I'm don't really understand what's the meaning of fractional derivative, neither where it apply in the nature. Nevertheless, I often see that formally for a Brownian motion, we use the notation $dB_t=(dt)^{1/2}$.
Q1) Does it mean that despite the fact that the Brownian motion has no derivative, it has a $\frac{1}{2}-$derivative ?
Q2) More generally, I know that if $F$ has bounded variation, then it's derivable a.e. So if $f$ has $p$-bounded variation (i.e. $$\lim_{n\to \infty }\sum_{a\leq t_0<t_1<...< t_n\leq b}|f(t_{i+1})-f(t_i)|^p<\infty,$$ but not $q-$bounded variation for all $q<p$, would it make sense to say that $df$ repreent the $\frac{1}{p}-$derivative of $f$ ? (i.e. $df=(dt)^{\frac{1}{p}}$).
Q3) Do you have an example of function that has quadric variation but is not of bounded variation on a compact set ? (in determinist case, i.e. not the Brownian motion).
I guess that in the definition of a function $f$ of bounded $p$-variation should be the condition $$\sup \sum_{a\leq t_0<t_1<...< t_n\leq b}|f(t_{i+1})-f(t_i)|^p<\infty.$$ At least so is for $p=1$. Also $f(t_i)$ should be defined for each $t_i$ in the sum.

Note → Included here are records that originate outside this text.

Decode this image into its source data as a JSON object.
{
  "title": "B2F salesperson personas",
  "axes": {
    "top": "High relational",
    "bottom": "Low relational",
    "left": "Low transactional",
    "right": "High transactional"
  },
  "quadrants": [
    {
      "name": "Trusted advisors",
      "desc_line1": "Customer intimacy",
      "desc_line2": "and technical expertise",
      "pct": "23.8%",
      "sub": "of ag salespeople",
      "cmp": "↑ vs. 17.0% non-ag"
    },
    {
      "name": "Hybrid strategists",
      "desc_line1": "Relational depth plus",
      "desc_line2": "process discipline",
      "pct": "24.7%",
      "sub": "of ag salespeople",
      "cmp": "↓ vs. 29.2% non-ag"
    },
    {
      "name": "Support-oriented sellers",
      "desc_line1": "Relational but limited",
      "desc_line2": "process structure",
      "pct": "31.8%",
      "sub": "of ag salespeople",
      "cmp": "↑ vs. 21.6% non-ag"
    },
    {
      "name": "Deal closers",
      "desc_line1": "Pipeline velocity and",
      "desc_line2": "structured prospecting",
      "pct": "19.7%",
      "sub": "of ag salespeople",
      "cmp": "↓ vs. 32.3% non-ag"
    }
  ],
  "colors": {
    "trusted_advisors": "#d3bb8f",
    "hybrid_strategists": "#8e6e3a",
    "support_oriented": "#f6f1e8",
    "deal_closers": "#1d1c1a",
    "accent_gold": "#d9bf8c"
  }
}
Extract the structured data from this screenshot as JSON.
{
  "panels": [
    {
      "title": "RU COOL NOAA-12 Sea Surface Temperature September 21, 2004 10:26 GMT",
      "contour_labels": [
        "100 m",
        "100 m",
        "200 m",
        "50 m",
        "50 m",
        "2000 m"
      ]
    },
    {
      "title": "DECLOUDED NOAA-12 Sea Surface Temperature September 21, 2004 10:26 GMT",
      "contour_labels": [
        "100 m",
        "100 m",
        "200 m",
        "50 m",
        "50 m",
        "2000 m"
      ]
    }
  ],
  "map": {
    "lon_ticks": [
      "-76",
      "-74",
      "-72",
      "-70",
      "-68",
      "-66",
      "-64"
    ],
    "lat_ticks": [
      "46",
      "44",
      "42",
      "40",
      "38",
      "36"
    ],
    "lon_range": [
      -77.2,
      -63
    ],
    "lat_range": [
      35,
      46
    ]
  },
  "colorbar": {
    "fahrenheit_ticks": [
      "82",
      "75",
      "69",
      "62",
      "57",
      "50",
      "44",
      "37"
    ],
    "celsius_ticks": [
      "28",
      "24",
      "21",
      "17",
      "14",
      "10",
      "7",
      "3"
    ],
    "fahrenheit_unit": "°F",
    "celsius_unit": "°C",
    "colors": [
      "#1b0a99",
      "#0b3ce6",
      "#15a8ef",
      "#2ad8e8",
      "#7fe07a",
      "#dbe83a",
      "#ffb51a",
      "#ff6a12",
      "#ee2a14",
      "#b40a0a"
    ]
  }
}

Below I’ll use this definition.
Now about Q3. There exists a function $f$ continuous of $[0,1]$ such that variation of $f$ on $[0,1]$ is unbounded [LYB, p.338]. Namely, put $f(x)=x\cos\tfrac \pi{2x}$ for $0<x\le 1$ and $f(0)=0$. Given a natural $n$, put $$(t_0,t_1,\dots, t_k)=(0, \tfrac 1{2n},\tfrac 1{2n-1},\dots,\tfrac 12,1).$$ Then
$$\sum|f(t_{i+1})-f(t_i)|=1+\frac 12+\dots+\frac 1n\to\infty.$$
On the other hand, I conjectured that $2$-variation of $f$ on $[0,1]$ is bounded. I tried to prove this, but I found no easy way to do this. Maybe somebody will find it for this or an other similar function with unbounded variation.
References
[LYB] I. Lyashko, V. Yemel’yanov, O. Boyarchuk, Mathematical analysis, vol. 1, Kyiv, Vyshcha shkola, 1992 (in Ukrainian).